When The Math Grades Aren’t Mathing
When I was in Middle school (age thirteen, back at the start of the millennium), we had a math teacher who was… special.
She was a fairly young woman (about thirty-five) who never arrived on time, had below-zero patience, and the teaching abilities of a mousepad. I was never a math genius, but I was still better than my friends, who struggled a lot and would have needed a more one-on-one approach.
This teacher hated my friends for the simple fact that they asked about everything because they didn’t understand. She just resorted to telling them to shut up, or plain ignoring them.
Around November, we were having some sort of final, and when the grades came… it was strange. I got a ten, and one of my friends had a three (A+ and F, for the Americans).

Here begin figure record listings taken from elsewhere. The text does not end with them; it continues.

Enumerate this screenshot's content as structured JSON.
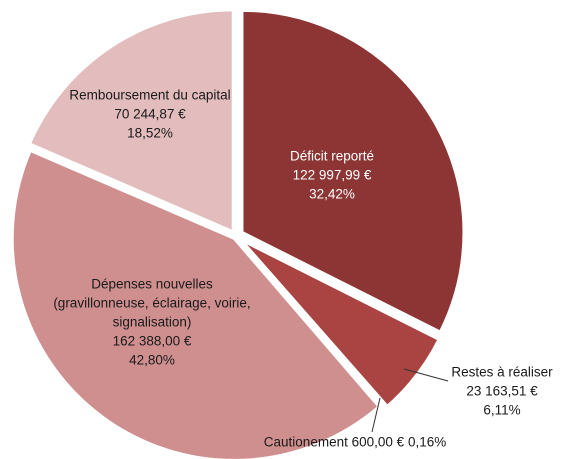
{
  "chart_data": {
    "type": "pie",
    "categories": [
      "Déficit reporté",
      "Restes à réaliser",
      "Cautionement",
      "Dépenses nouvelles (gravillonneuse, éclairage, voirie, signalisation)",
      "Remboursement du capital"
    ],
    "values": [
      122997.99,
      23163.51,
      600.0,
      162388.0,
      70244.87
    ],
    "value_labels": [
      "122 997,99 €",
      "23 163,51 €",
      "600,00 €",
      "162 388,00 €",
      "70 244,87 €"
    ],
    "percents": [
      32.42,
      6.11,
      0.16,
      42.8,
      18.52
    ],
    "percent_labels": [
      "32,42%",
      "6,11%",
      "0,16%",
      "42,80%",
      "18,52%"
    ],
    "colors": [
      "#8c3534",
      "#a94443",
      "#c46a69",
      "#d08f8f",
      "#e3bdbd"
    ]
  }
}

Friend: “I… don’t get it. I’m bad, but not that bad.”
Me: “And I’m not that good.”
Friend: “May I see your exam? I want to compare.”
We put together both sheets, and they were identical. We hadn’t cheated, but for some magical coincidence, we did exactly the same steps and method despite being on opposite sides of the classroom.

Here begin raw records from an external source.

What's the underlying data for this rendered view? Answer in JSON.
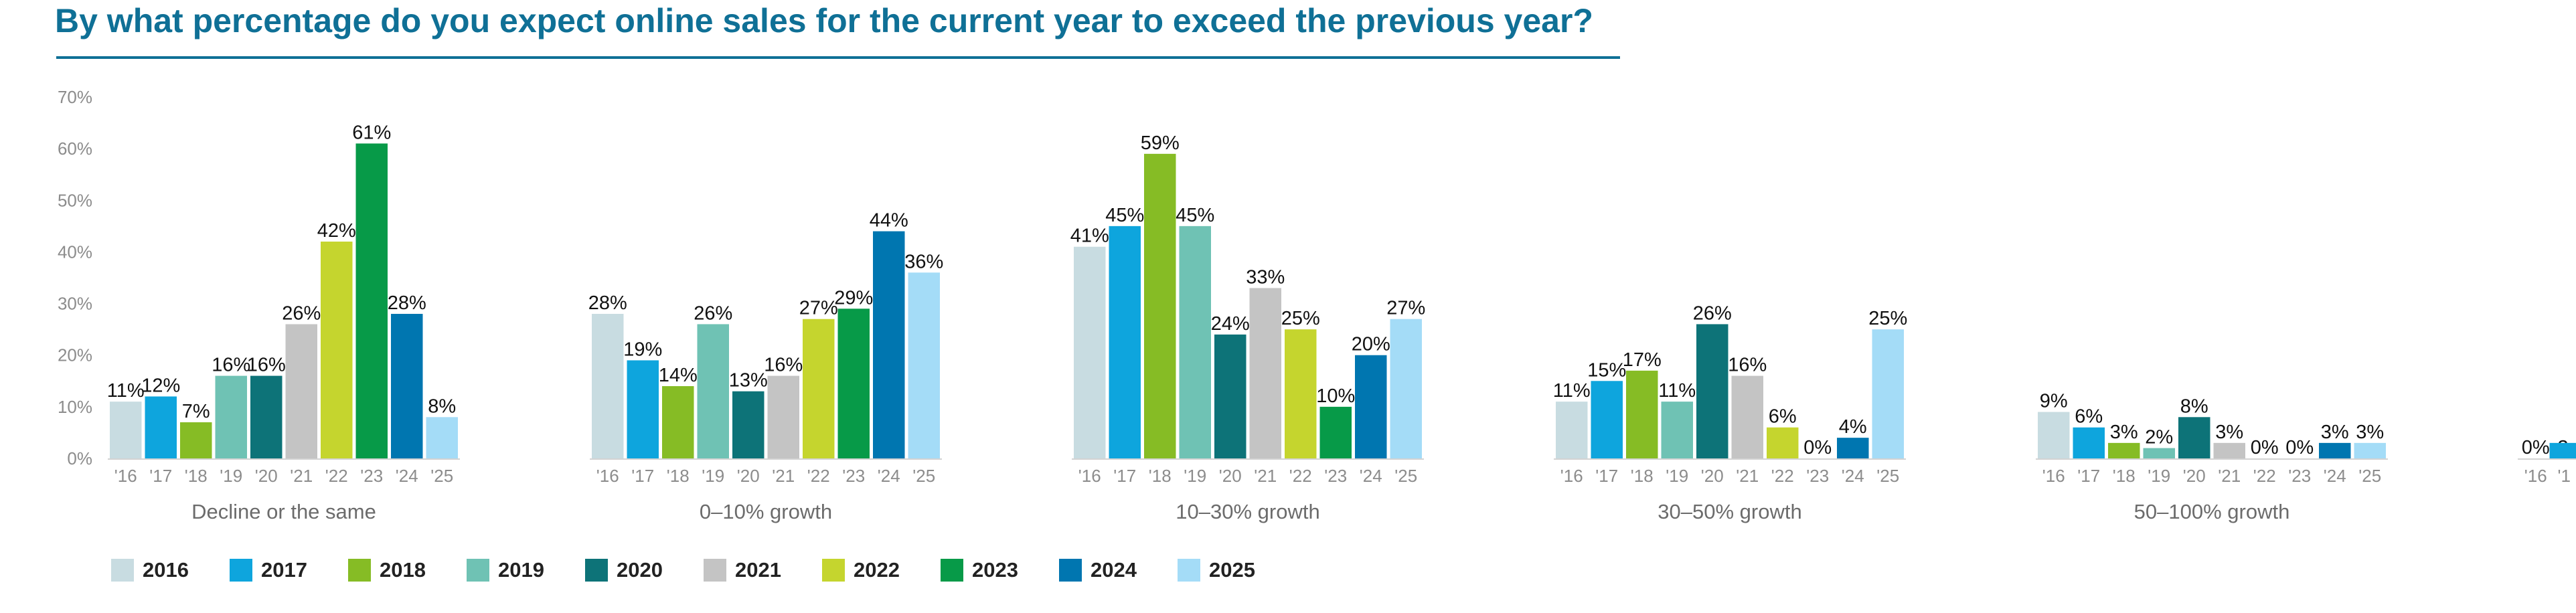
{
  "chart_data": {
    "type": "bar",
    "title": "By what percentage do you expect online sales for the current year to exceed the previous year?",
    "ylim": [
      0,
      70
    ],
    "yticks": [
      "0%",
      "10%",
      "20%",
      "30%",
      "40%",
      "50%",
      "60%",
      "70%"
    ],
    "grid": false,
    "legend_position": "bottom-left",
    "year_ticks": [
      "'16",
      "'17",
      "'18",
      "'19",
      "'20",
      "'21",
      "'22",
      "'23",
      "'24",
      "'25"
    ],
    "categories": [
      "Decline or the same",
      "0–10% growth",
      "10–30% growth",
      "30–50% growth",
      "50–100% growth"
    ],
    "series": [
      {
        "name": "2016",
        "color": "#c8dce1",
        "values": [
          11,
          28,
          41,
          11,
          9
        ]
      },
      {
        "name": "2017",
        "color": "#0ea5dd",
        "values": [
          12,
          19,
          45,
          15,
          6
        ]
      },
      {
        "name": "2018",
        "color": "#86bc25",
        "values": [
          7,
          14,
          59,
          17,
          3
        ]
      },
      {
        "name": "2019",
        "color": "#6fc2b4",
        "values": [
          16,
          26,
          45,
          11,
          2
        ]
      },
      {
        "name": "2020",
        "color": "#0d7378",
        "values": [
          16,
          13,
          24,
          26,
          8
        ]
      },
      {
        "name": "2021",
        "color": "#c4c4c4",
        "values": [
          26,
          16,
          33,
          16,
          3
        ]
      },
      {
        "name": "2022",
        "color": "#c5d52e",
        "values": [
          42,
          27,
          25,
          6,
          0
        ]
      },
      {
        "name": "2023",
        "color": "#079a48",
        "values": [
          61,
          29,
          10,
          0,
          0
        ]
      },
      {
        "name": "2024",
        "color": "#0076b0",
        "values": [
          28,
          44,
          20,
          4,
          3
        ]
      },
      {
        "name": "2025",
        "color": "#a4dcf7",
        "values": [
          8,
          36,
          27,
          25,
          3
        ]
      }
    ],
    "partial_category": {
      "value_labels": [
        "0%",
        "3"
      ],
      "year_ticks": [
        "'16",
        "'1"
      ]
    }
  }
}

Friend: “Well, one of us is straight-up graded wrong. I’ll take it to the teacher to see what’s wrong.”
So he went into the classroom, talked to the teacher, and even though she had two identical exams with different grades in front of her, she maintained that it was right. So obviously, my friend went to the director, and the next day, his parents came.
Next week comes…, and the teacher is no more.
Me: “Hey, [Friend]. Where’s the teacher? What happened at last week’s meeting?”
Friend: “Oh, I thought I told you… They fired her in front of my parents, and I have a ten (A+) now.”
Me: “What?! How?”
Friend: “Well, they all sat, my mom demanded answers, the director showed her the exams and asked what happened, and she just said, ‘answers don’t matter, one is stupid and the other is smart, so the smart will get extra graded, and the stupid will be punished.””
Me: “She… called you stupid in front of her boss AND your parents?”
Friend: “Honestly, firing her was the peaceful solution. According to my mom, it was mere seconds away from first-degree murder.”